Program received signal SIGSEGV, Segmentation fault.
Couldn't get registers: Processen finns inte.



Comment 10 Jan Kratochvil 2006-07-24 10:19:05 UTC
Tested on FC5 gdb-6.3.0.0-1.122 the bug is no longer present.  RHEL versions
untested (for possible backporting).
$ gdb ./pr98284
(gdb)   handle SIGSEGV nostop
Signal        Stop      Print   Pass to program Description
SIGSEGV       No        Yes     Yes             Segmentation fault
(gdb) r
Starting program: /tmp/pr98284
[Thread debugging using libthread_db enabled]
[New Thread -1208654144 (LWP 16649)]

Program received signal SIGSEGV, Segmentation fault.
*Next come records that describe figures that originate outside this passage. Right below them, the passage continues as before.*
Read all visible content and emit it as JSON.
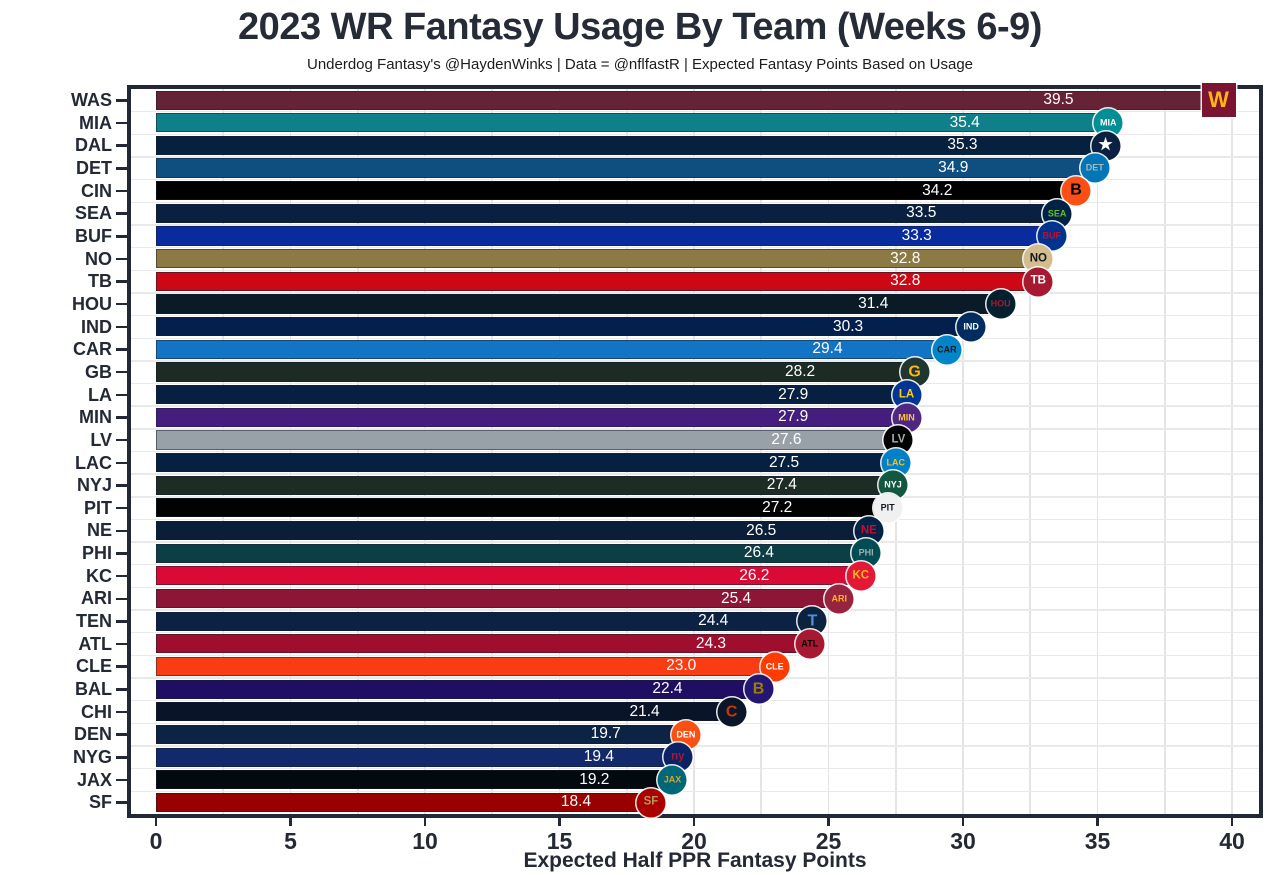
{
  "title": "2023 WR Fantasy Usage By Team (Weeks 6-9)",
  "subtitle": "Underdog Fantasy's @HaydenWinks | Data = @nflfastR | Expected Fantasy Points Based on Usage",
  "chart_data": {
    "type": "bar",
    "orientation": "horizontal",
    "title": "2023 WR Fantasy Usage By Team (Weeks 6-9)",
    "subtitle": "Underdog Fantasy's @HaydenWinks | Data = @nflfastR | Expected Fantasy Points Based on Usage",
    "xlabel": "Expected Half PPR Fantasy Points",
    "ylabel": "",
    "xlim": [
      0,
      40
    ],
    "x_ticks": [
      0,
      5,
      10,
      15,
      20,
      25,
      30,
      35,
      40
    ],
    "grid": "on",
    "minor_grid_step": 2.5,
    "panel_border_color": "#232838",
    "gridline_color": "#e4e4e8",
    "value_label_color": "#ffffff",
    "categories": [
      "WAS",
      "MIA",
      "DAL",
      "DET",
      "CIN",
      "SEA",
      "BUF",
      "NO",
      "TB",
      "HOU",
      "IND",
      "CAR",
      "GB",
      "LA",
      "MIN",
      "LV",
      "LAC",
      "NYJ",
      "PIT",
      "NE",
      "PHI",
      "KC",
      "ARI",
      "TEN",
      "ATL",
      "CLE",
      "BAL",
      "CHI",
      "DEN",
      "NYG",
      "JAX",
      "SF"
    ],
    "values": [
      39.5,
      35.4,
      35.3,
      34.9,
      34.2,
      33.5,
      33.3,
      32.8,
      32.8,
      31.4,
      30.3,
      29.4,
      28.2,
      27.9,
      27.9,
      27.6,
      27.5,
      27.4,
      27.2,
      26.5,
      26.4,
      26.2,
      25.4,
      24.4,
      24.3,
      23.0,
      22.4,
      21.4,
      19.7,
      19.4,
      19.2,
      18.4
    ],
    "teams": [
      {
        "abbr": "WAS",
        "value": 39.5,
        "label": "39.5",
        "bar": "#662335",
        "logo_bg": "#7B1432",
        "logo_fg": "#FFB612",
        "logo_text": "W",
        "logo_shape": "square"
      },
      {
        "abbr": "MIA",
        "value": 35.4,
        "label": "35.4",
        "bar": "#0f7f8a",
        "logo_bg": "#008E97",
        "logo_fg": "#ffffff",
        "logo_text": "MIA",
        "logo_shape": "circle"
      },
      {
        "abbr": "DAL",
        "value": 35.3,
        "label": "35.3",
        "bar": "#06203f",
        "logo_bg": "#0a2144",
        "logo_fg": "#ffffff",
        "logo_text": "★",
        "logo_shape": "circle"
      },
      {
        "abbr": "DET",
        "value": 34.9,
        "label": "34.9",
        "bar": "#0f4f80",
        "logo_bg": "#0076B6",
        "logo_fg": "#b0b7bc",
        "logo_text": "DET",
        "logo_shape": "circle"
      },
      {
        "abbr": "CIN",
        "value": 34.2,
        "label": "34.2",
        "bar": "#000000",
        "logo_bg": "#FB4F14",
        "logo_fg": "#000000",
        "logo_text": "B",
        "logo_shape": "circle"
      },
      {
        "abbr": "SEA",
        "value": 33.5,
        "label": "33.5",
        "bar": "#0a2040",
        "logo_bg": "#002244",
        "logo_fg": "#69BE28",
        "logo_text": "SEA",
        "logo_shape": "circle"
      },
      {
        "abbr": "BUF",
        "value": 33.3,
        "label": "33.3",
        "bar": "#0a2b9d",
        "logo_bg": "#00338D",
        "logo_fg": "#C60C30",
        "logo_text": "BUF",
        "logo_shape": "circle"
      },
      {
        "abbr": "NO",
        "value": 32.8,
        "label": "32.8",
        "bar": "#8d7944",
        "logo_bg": "#D3BC8D",
        "logo_fg": "#101820",
        "logo_text": "NO",
        "logo_shape": "circle"
      },
      {
        "abbr": "TB",
        "value": 32.8,
        "label": "32.8",
        "bar": "#cb0813",
        "logo_bg": "#A71930",
        "logo_fg": "#ffffff",
        "logo_text": "TB",
        "logo_shape": "circle"
      },
      {
        "abbr": "HOU",
        "value": 31.4,
        "label": "31.4",
        "bar": "#0a1a26",
        "logo_bg": "#03202F",
        "logo_fg": "#A71930",
        "logo_text": "HOU",
        "logo_shape": "circle"
      },
      {
        "abbr": "IND",
        "value": 30.3,
        "label": "30.3",
        "bar": "#03204d",
        "logo_bg": "#002C5F",
        "logo_fg": "#ffffff",
        "logo_text": "IND",
        "logo_shape": "circle"
      },
      {
        "abbr": "CAR",
        "value": 29.4,
        "label": "29.4",
        "bar": "#1373c4",
        "logo_bg": "#0085CA",
        "logo_fg": "#101820",
        "logo_text": "CAR",
        "logo_shape": "circle"
      },
      {
        "abbr": "GB",
        "value": 28.2,
        "label": "28.2",
        "bar": "#1d2b25",
        "logo_bg": "#203731",
        "logo_fg": "#FFB612",
        "logo_text": "G",
        "logo_shape": "circle"
      },
      {
        "abbr": "LA",
        "value": 27.9,
        "label": "27.9",
        "bar": "#071f40",
        "logo_bg": "#003594",
        "logo_fg": "#FFD100",
        "logo_text": "LA",
        "logo_shape": "circle"
      },
      {
        "abbr": "MIN",
        "value": 27.9,
        "label": "27.9",
        "bar": "#441d7e",
        "logo_bg": "#4F2683",
        "logo_fg": "#FFC62F",
        "logo_text": "MIN",
        "logo_shape": "circle"
      },
      {
        "abbr": "LV",
        "value": 27.6,
        "label": "27.6",
        "bar": "#98a1a7",
        "logo_bg": "#000000",
        "logo_fg": "#A5ACAF",
        "logo_text": "LV",
        "logo_shape": "circle"
      },
      {
        "abbr": "LAC",
        "value": 27.5,
        "label": "27.5",
        "bar": "#06203f",
        "logo_bg": "#0080C6",
        "logo_fg": "#FFC20E",
        "logo_text": "LAC",
        "logo_shape": "circle"
      },
      {
        "abbr": "NYJ",
        "value": 27.4,
        "label": "27.4",
        "bar": "#1d2c25",
        "logo_bg": "#125740",
        "logo_fg": "#ffffff",
        "logo_text": "NYJ",
        "logo_shape": "circle"
      },
      {
        "abbr": "PIT",
        "value": 27.2,
        "label": "27.2",
        "bar": "#020202",
        "logo_bg": "#f0f0f0",
        "logo_fg": "#101820",
        "logo_text": "PIT",
        "logo_shape": "circle"
      },
      {
        "abbr": "NE",
        "value": 26.5,
        "label": "26.5",
        "bar": "#0a1d39",
        "logo_bg": "#002244",
        "logo_fg": "#C60C30",
        "logo_text": "NE",
        "logo_shape": "circle"
      },
      {
        "abbr": "PHI",
        "value": 26.4,
        "label": "26.4",
        "bar": "#0c3e45",
        "logo_bg": "#004C54",
        "logo_fg": "#A5ACAF",
        "logo_text": "PHI",
        "logo_shape": "circle"
      },
      {
        "abbr": "KC",
        "value": 26.2,
        "label": "26.2",
        "bar": "#d90a33",
        "logo_bg": "#E31837",
        "logo_fg": "#FFB81C",
        "logo_text": "KC",
        "logo_shape": "circle"
      },
      {
        "abbr": "ARI",
        "value": 25.4,
        "label": "25.4",
        "bar": "#8d1536",
        "logo_bg": "#97233F",
        "logo_fg": "#FFB612",
        "logo_text": "ARI",
        "logo_shape": "circle"
      },
      {
        "abbr": "TEN",
        "value": 24.4,
        "label": "24.4",
        "bar": "#0b2244",
        "logo_bg": "#0C2340",
        "logo_fg": "#4B92DB",
        "logo_text": "T",
        "logo_shape": "circle"
      },
      {
        "abbr": "ATL",
        "value": 24.3,
        "label": "24.3",
        "bar": "#a00e2e",
        "logo_bg": "#A71930",
        "logo_fg": "#000000",
        "logo_text": "ATL",
        "logo_shape": "circle"
      },
      {
        "abbr": "CLE",
        "value": 23.0,
        "label": "23.0",
        "bar": "#f93c14",
        "logo_bg": "#FF3C00",
        "logo_fg": "#ffffff",
        "logo_text": "CLE",
        "logo_shape": "circle"
      },
      {
        "abbr": "BAL",
        "value": 22.4,
        "label": "22.4",
        "bar": "#1f0e63",
        "logo_bg": "#241773",
        "logo_fg": "#9E7C0C",
        "logo_text": "B",
        "logo_shape": "circle"
      },
      {
        "abbr": "CHI",
        "value": 21.4,
        "label": "21.4",
        "bar": "#0a1428",
        "logo_bg": "#0B162A",
        "logo_fg": "#C83803",
        "logo_text": "C",
        "logo_shape": "circle"
      },
      {
        "abbr": "DEN",
        "value": 19.7,
        "label": "19.7",
        "bar": "#0d2343",
        "logo_bg": "#FB4F14",
        "logo_fg": "#ffffff",
        "logo_text": "DEN",
        "logo_shape": "circle"
      },
      {
        "abbr": "NYG",
        "value": 19.4,
        "label": "19.4",
        "bar": "#12296b",
        "logo_bg": "#0B2265",
        "logo_fg": "#A71930",
        "logo_text": "ny",
        "logo_shape": "circle"
      },
      {
        "abbr": "JAX",
        "value": 19.2,
        "label": "19.2",
        "bar": "#020a10",
        "logo_bg": "#006778",
        "logo_fg": "#D7A22A",
        "logo_text": "JAX",
        "logo_shape": "circle"
      },
      {
        "abbr": "SF",
        "value": 18.4,
        "label": "18.4",
        "bar": "#990000",
        "logo_bg": "#AA0000",
        "logo_fg": "#B3995D",
        "logo_text": "SF",
        "logo_shape": "circle"
      }
    ]
  }
}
Program terminated with signal SIGSEGV, Segmentation fault.
The program no longer exists.
(gdb) bt
No stack.


Comment 11 Johan Walles 2006-07-26 08:22:02 UTC
Comment 10 describes the behaviour I would expect.


Comment 12 Jan Kratochvil 2006-08-05 16:14:09 UTC
Tested on RHEL4U3 gdb-6.3.0.0-1.96.i386 and the bug is also fixed there as in FC5.
Please submit BEA Issue Tracker issue instead if you request a backport for RHEL3.
Suggesting CLOSED-CURRENTRELEASE.


Comment 13 Johan Walles 2006-08-15 06:08:46 UTC
I'm fine without a backport, it's enough that you've fixed this in later releases.

Comment 14 Jan Kratochvil 2006-08-15 19:59:58 UTC
Thanks for your bugreport. Sorry it was not resolved earlier.